A special forum on critical issues in cosmology in celebraton of Princeton University's 250th birthday.The proceedings of this conference, held as part of Princeton University's 250th birthday celebrations, features lectures and discussions by many of the world's leading scientists on the status and future of modern cosmology.The volume offers the non-specialist a fascinating insight into the current status of cosmology and the issues of contention at the research frontiers of the science. It constitutes the proceedings of a special conference, held as part of Princeton University's 250 birthday celebrations, featuring lectures and discussions by many of the world's leading scientists on the status and future of modern cosmology. The volume is based on the format of a series of debates in which a range of conventional wisdom is reviewed, defended and critcised by renowned specialists in each field.The technical level of the volume is accessible to a very broad audience of non-specialists. This innovative exchange of ideas at the cutting edge of cosmology therefore offers an unusual opportunity for the average reader to savour the excitement of probing into the ultimate secrets of the universe.

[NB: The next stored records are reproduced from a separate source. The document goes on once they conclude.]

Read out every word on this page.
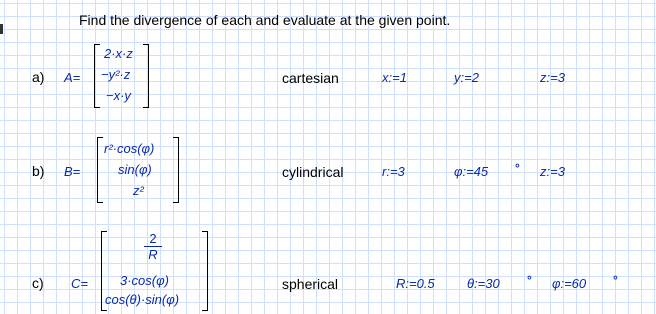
Find the divergence of each and evaluate at the given point.
a) A=
2·x·z
−y²·z
−x·y
cartesian	x:=1	y:=2	z:=3
b) B=
r²·cos(φ)
sin(φ)
z²
cylindrical	r:=3	φ:=45 ° z:=3
c) C=
$\frac{2}{R}$
3·cos(φ)
cos(θ)·sin(φ)
spherical	R:=0.5 θ:=30 ° φ:=60 °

Neil Geoffrey Turok is a South African physicist, and the Director of Perimeter Institute for Theoretical Physics. His work has been in the area of mathematical physics and early universe physics, including the cosmological constant and a cyclic model for the universe.
Turok was born in Johannesburg, South Africa, to Mary (Butcher) and Latvian-born Ben Turok, who were activists in the anti-apartheid movement and the African National Congress. After graduating from Churchill College, Cambridge, Turok gained his doctorate from Imperial College, London, under the supervision of Professor David Olive, one of the inventors of superstring theory. After a postdoctoral post at Santa Barbara, he was an associate scientist at Fermilab, Chicago. In 1992 he was awarded the Maxwell medal of the Institute of Physics for his contributions to theoretical physics. In 1994 he was appointed Professor of Physics at Princeton University, then held the Chair of Mathematical Physics at the University of Cambridge starting in 1997. He was appointed Director of the Perimeter Institute in 2008.